The Widener
Partnership Charter School, the state’s first university-based charter, on
Thursday unveiled the new $4.6 million wing of the school at 1450 Edgmont Ave.
The 28,000-sq-ft. addition includes a Science Learning Center, an extension of
the library, a gymnasium, eight classrooms and eight offices.
“This is
truly an exciting day for the school and the Chester community,” said Principal
Rosemaria McNeil-Sampson. “This is all about providing our students with a
first-class facility for teaching and learning that they can be proud of.”
During the
ceremony, the school also dedicated its new Science Learning Center to the
PECO/Exelon Foundation. In April, the foundation announced a $1 million grant
to the school to fund science, technology, engineering and mathematics (STEM)
education and programs to encourage parental involvement at the school.
“PECO is
proud to be a key contributor to the Widener Partnership Charter School as it
strengthens its science, technology, engineering and math curriculum, helps to
further engage parents in the education of their children, and expands to
provide opportunities for more young people to reach their full potential,” said
Craig Adams, PECO president and chief executive officer.
The school,
which opened in fall 2006, was originally chartered to serve kindergarten
through fifth grade, but as students entered fifth grade, parents approached
the university requesting that the school expand.

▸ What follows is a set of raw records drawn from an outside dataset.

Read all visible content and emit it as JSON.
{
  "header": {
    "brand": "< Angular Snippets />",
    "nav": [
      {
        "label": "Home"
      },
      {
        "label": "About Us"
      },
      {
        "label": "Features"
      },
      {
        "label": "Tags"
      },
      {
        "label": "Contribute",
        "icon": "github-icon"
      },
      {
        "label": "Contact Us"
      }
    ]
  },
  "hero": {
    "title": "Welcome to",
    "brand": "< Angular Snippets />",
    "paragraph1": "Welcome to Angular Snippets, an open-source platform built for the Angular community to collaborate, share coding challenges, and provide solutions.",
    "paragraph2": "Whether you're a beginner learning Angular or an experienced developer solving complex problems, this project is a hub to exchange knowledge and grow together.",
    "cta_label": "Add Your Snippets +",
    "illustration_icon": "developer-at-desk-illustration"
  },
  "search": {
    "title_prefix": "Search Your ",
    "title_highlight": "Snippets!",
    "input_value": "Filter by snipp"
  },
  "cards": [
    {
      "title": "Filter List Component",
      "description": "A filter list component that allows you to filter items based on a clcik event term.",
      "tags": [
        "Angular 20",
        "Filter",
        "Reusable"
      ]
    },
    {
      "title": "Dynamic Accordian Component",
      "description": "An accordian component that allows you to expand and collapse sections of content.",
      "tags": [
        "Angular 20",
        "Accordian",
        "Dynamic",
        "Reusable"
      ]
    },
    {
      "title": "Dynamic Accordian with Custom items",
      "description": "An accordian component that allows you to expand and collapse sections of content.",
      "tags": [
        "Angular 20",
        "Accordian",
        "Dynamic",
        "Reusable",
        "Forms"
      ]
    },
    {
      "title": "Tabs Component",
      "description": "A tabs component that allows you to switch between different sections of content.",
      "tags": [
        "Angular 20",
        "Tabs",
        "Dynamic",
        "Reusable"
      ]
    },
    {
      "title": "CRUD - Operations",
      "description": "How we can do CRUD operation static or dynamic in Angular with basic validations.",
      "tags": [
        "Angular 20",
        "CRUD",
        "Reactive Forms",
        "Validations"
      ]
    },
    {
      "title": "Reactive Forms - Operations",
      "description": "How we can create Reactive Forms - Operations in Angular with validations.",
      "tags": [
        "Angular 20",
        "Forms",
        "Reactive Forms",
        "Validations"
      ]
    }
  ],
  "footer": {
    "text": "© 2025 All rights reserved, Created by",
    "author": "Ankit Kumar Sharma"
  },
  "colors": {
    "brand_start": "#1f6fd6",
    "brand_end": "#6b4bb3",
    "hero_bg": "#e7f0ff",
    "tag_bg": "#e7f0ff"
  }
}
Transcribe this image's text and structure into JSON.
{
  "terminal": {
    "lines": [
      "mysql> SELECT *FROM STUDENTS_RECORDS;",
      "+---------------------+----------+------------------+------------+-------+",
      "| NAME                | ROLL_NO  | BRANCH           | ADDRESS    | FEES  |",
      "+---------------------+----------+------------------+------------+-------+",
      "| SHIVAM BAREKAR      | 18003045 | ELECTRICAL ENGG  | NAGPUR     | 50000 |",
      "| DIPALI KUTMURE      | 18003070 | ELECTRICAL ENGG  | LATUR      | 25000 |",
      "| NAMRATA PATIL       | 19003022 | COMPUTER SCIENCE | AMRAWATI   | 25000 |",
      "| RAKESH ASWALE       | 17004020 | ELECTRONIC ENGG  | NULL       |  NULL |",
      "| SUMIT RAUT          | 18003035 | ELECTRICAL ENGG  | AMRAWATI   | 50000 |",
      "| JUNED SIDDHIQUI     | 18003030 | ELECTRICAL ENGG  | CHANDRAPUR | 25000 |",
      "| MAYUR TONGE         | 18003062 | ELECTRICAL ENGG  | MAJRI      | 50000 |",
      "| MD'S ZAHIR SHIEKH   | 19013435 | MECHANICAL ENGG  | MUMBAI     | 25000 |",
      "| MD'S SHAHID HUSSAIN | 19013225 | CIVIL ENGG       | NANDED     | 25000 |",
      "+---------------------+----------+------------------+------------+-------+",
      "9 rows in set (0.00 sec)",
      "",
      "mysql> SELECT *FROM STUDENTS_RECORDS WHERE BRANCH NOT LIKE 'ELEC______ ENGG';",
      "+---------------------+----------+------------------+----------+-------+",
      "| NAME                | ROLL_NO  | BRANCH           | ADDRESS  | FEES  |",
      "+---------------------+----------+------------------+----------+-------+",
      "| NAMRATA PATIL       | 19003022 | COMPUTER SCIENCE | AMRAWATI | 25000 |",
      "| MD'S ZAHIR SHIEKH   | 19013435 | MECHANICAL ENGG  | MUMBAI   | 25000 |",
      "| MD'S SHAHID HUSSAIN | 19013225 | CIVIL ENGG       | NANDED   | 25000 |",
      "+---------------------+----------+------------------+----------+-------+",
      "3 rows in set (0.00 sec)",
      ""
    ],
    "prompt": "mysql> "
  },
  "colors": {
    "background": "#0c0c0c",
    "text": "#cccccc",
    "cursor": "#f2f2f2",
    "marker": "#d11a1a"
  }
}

In March 2011, the Chester
Upland School District approved the university’s request to expand the charter
to include grades six through eight.
“The parents
clearly wanted their children to continue in the charter school,” said Widener President
James T. Harris III. “After pursuing several options, and having many
conversations with the school district and parents, we believed the best way
forward was to expand our charter.”
The
ribbon-cutting ceremony for the new wing came one week after the school learned
that it had achieved adequate yearly progress on the Pennsylvania System of
School Assessment test, one of only two schools in the district to make the
grade this year. The school has achieved adequate yearly progress each year since
its students started taking the test in 2010.
The Chester
Upland School District has pointed to the charter schools that serve the
district as a primary reason for the district’s budgetary woes in recent years.
The school district reimburses charter schools on a per-student rate based on
the calculated cost to educate a student. Charter schools receive a higher
reimbursement for students designated as “special needs.”
According to
Dr. Paula Silver, dean of the Widener School of Human Service Professions and
chairperson of the Widener Partnership Charter School Board of Trustees, the
Widener Partnership Charter School maintains a low enrollment, and only 11
percent of students are special need, much lower than the district and state
averages.
“The entire
Chester community can take pride in what the Widener Partnership Charter School
has achieved,” Silver said. “There are good teachers and good schools in the
district. We should be focusing on what the good schools are doing right and
how we can work together to replicate those efforts in a cost-effective manner
throughout the district.”
Silver said
the school takes a holistic approach to education that emphasizes a low student
to teacher ratio, the social and emotional development of each student, a close
partnership with parents and caregivers, and the inclusion of music, art,
drama, foreign language instruction, and physical and health education as
integral parts of the curriculum.
Because it
is affiliated with Widener, the school receives a variety of supports from the
university including education faculty and students who support and enhance the
instruction of classroom teachers, graduate students from social work and
clinical psychology who provide a range of services to the students and their families,
and the use of university facilities such as the Science Teacher Center and the
Art Gallery. The charter school also receives support from the School of
Hospitality Management, the School of Business Administration and the Institute
for Physical Therapy Education.
The new wing
was financed and built by the university, and the university charges the school
rent annually. However, no university tuition dollars or district reimbursement
funds were used to build the new wing.